山田正紀『宝石泥棒』早川文庫JA(1986)

=>読み始め

 うーん。これがスタンダードな山田正紀なのだとしたら、私には合わないなあ。

 饒舌な語りが強引に話を進めていくだけというような感じがして、物語の要素要素が有機的なつながりを持ち得ていないような。前半はまだジャングルとか変な街のイメージで結構面白く読めていたんだけど、後半に入ってからは、それもちょっと【陳腐に走ってしまって。落ちにカタルシスを求めようとしたのだが、「俺たちは何ものかの掌で躍らされていただけだったのか!」とか言われても、もともとランに惚れたのだって、「地の文の力」としか感じさせられなかったから、カタルシスも何も得られよう筈もない】。

 やっぱり古さも感じるし、今ハルキからこれを出して高校生やらが読んで面白がったりするのだろうか? 誰のための復刊なのだろう。いくら名作と言われていても(そうなのか)、やっぱり時代というものがあるのではないかなあ。

 一応、これと『神狩り』は読もうと思っていたんだけど、優先順位がぐっと下がってしまった。

川島誠メモ

 備忘録。西田さんの『だれかを好きになった日に読む本』にリンクを張ること。復刊リクエストまでしていただき、感激です。図書館に結構入っていることもあるので、読めるかもしれませんが、是非復刊してほしいものです。無理だろうけど<こら。

去年の俺様

Sep.29,2000 (Fri)

森絵都『カラフル』ラジオドラマ版

 前世で犯した罪のせいで輪廻の輪から外されようとしている魂、それが「ぼく」だった。しかし、輪廻に復帰することが出来る天界での抽選に当たったらしい。自殺してしまった中学生「コバヤシマコト」の体に乗り移って"ホームステイ"する間に、忘れてしまった前世での罪を思い出せばいいというのだ。こうして、「ぼく」の「コバヤシマコト」としての他人ライフが始まった。

 久々にリアルタイムで聴いた。でも、大概は何かやりながらなので、「流れていた」だけなのだが、それがかえって良かったようだ。変に頭を回さずにすんだからね。最終回で非常に素直に感心できた。
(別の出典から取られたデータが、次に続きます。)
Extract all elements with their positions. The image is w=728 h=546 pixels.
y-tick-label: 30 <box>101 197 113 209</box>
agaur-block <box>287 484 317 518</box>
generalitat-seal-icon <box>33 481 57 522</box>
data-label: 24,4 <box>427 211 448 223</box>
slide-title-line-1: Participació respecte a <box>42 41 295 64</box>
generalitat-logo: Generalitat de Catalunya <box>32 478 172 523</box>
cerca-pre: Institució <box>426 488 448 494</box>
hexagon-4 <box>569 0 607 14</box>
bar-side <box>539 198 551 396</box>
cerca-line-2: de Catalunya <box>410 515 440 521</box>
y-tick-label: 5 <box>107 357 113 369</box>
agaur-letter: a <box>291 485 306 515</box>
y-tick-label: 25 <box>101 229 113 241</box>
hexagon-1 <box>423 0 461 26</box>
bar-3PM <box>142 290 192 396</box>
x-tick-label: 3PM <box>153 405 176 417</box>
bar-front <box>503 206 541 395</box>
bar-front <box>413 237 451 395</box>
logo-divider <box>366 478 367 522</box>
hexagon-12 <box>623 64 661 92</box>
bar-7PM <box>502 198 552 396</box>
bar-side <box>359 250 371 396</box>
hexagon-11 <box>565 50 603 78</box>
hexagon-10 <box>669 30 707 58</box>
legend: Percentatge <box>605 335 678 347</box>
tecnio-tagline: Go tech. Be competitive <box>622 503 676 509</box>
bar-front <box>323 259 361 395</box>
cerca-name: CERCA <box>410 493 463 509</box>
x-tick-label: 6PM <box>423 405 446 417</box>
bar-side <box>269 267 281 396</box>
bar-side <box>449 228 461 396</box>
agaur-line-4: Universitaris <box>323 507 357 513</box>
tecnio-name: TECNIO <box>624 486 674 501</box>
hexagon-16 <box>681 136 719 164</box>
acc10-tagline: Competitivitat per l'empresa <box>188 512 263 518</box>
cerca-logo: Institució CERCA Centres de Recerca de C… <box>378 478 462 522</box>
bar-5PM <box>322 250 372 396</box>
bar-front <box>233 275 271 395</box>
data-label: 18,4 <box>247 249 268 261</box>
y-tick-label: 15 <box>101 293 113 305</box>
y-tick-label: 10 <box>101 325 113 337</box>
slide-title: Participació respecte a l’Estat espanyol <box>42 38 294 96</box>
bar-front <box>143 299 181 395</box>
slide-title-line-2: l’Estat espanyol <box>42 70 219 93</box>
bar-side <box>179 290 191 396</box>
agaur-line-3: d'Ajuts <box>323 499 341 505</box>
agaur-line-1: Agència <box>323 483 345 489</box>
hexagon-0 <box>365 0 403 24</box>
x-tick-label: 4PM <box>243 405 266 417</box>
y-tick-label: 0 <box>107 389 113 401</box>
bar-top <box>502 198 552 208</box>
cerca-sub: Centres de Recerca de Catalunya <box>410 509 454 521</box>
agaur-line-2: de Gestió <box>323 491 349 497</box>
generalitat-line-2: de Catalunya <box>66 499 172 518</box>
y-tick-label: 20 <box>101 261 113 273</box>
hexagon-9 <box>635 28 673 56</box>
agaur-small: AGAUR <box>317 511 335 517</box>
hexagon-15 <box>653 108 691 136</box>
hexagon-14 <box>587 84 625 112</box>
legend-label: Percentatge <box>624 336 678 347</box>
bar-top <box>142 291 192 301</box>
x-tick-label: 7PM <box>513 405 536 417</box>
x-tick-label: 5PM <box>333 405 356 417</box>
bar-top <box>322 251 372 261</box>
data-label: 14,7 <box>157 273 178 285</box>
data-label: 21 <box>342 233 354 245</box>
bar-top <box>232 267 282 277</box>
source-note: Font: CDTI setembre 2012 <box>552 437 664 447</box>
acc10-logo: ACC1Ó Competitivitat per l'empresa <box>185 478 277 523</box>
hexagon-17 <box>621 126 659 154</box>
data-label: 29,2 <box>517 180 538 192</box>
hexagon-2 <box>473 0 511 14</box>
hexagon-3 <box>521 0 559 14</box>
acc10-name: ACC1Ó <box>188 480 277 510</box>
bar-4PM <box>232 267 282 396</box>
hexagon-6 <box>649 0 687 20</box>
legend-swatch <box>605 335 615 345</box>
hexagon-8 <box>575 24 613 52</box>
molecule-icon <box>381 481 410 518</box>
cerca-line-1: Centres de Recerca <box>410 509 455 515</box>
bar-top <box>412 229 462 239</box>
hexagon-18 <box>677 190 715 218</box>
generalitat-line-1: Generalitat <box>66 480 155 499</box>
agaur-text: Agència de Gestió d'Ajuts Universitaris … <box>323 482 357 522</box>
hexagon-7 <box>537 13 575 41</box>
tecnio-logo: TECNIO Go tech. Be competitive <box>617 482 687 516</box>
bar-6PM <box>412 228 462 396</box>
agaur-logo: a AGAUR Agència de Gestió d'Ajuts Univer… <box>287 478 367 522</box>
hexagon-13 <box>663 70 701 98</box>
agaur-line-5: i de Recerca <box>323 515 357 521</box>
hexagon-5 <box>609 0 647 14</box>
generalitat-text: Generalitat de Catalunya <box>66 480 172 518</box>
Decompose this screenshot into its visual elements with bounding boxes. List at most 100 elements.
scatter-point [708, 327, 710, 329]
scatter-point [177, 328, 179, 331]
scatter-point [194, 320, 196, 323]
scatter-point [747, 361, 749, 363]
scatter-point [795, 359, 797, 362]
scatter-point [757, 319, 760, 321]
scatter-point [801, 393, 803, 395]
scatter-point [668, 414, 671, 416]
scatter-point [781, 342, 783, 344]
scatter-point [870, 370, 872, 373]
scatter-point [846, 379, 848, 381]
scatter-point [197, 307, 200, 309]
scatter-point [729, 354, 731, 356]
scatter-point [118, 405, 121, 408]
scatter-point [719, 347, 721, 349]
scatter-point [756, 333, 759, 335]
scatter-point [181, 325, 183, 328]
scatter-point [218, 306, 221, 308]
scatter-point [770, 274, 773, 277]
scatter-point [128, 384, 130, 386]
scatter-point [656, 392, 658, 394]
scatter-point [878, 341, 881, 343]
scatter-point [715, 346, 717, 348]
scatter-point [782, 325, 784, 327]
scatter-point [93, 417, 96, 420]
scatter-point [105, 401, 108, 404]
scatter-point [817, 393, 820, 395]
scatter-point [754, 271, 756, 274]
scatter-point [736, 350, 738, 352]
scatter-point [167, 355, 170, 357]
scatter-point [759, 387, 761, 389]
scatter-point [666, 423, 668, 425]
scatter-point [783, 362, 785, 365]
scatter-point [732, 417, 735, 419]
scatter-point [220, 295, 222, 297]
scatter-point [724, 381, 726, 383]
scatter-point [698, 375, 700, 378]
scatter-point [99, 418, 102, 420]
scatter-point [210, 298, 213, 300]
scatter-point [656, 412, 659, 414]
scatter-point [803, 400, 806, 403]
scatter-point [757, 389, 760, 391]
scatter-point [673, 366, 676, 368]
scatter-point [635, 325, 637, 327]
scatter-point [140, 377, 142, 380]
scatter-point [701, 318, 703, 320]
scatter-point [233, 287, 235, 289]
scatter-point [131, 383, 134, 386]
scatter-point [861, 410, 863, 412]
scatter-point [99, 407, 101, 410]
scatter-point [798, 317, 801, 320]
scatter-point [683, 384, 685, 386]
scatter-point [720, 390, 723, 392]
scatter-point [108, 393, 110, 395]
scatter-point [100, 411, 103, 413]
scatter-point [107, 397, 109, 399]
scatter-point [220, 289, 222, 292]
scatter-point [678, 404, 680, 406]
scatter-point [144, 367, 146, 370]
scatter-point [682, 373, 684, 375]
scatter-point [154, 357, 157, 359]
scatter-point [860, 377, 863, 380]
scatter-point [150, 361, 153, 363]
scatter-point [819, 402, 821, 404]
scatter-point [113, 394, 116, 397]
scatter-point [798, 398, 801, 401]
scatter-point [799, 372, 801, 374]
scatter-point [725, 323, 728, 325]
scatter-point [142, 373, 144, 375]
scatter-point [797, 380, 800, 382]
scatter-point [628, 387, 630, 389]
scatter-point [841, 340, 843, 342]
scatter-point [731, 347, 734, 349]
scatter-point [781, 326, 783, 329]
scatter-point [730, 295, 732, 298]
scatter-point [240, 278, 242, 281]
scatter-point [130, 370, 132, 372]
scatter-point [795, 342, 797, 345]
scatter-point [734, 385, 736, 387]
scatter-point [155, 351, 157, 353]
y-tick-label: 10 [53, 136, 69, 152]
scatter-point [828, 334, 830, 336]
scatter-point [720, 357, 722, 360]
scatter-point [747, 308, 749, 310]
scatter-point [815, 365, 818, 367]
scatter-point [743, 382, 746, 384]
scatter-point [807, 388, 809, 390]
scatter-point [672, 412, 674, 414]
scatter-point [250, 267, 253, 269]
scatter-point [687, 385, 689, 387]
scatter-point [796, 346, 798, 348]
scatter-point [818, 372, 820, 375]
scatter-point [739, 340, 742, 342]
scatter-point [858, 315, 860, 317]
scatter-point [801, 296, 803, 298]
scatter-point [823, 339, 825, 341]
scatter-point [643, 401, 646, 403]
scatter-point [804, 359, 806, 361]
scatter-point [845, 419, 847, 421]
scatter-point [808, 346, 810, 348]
 「ぼく」についている天使プラプラのある言葉(終盤、最終回)で、話が死生観のレベルにまで広がる瞬間に、ぐっときた。それで、何か目前にある問題が解決できるということはないだろうけれども、どうしようもなくなった時にそう思えば救われることもあるかもしれない。要は、気の持ちよう。

 「所詮は絵空事」なんだけれども、だからこそ、重くなりがちな心をふと軽くさせるドラマではあると思う。【過去の全てを捨て去ることが出来れば、違う自分になれるかもしれないというのは、重松清『ビフォア ラン』に通じるところがあるよな。それができないからこそ、みんな苦悩するんだけれども】。原作は未読だが、評判になったことも頷ける。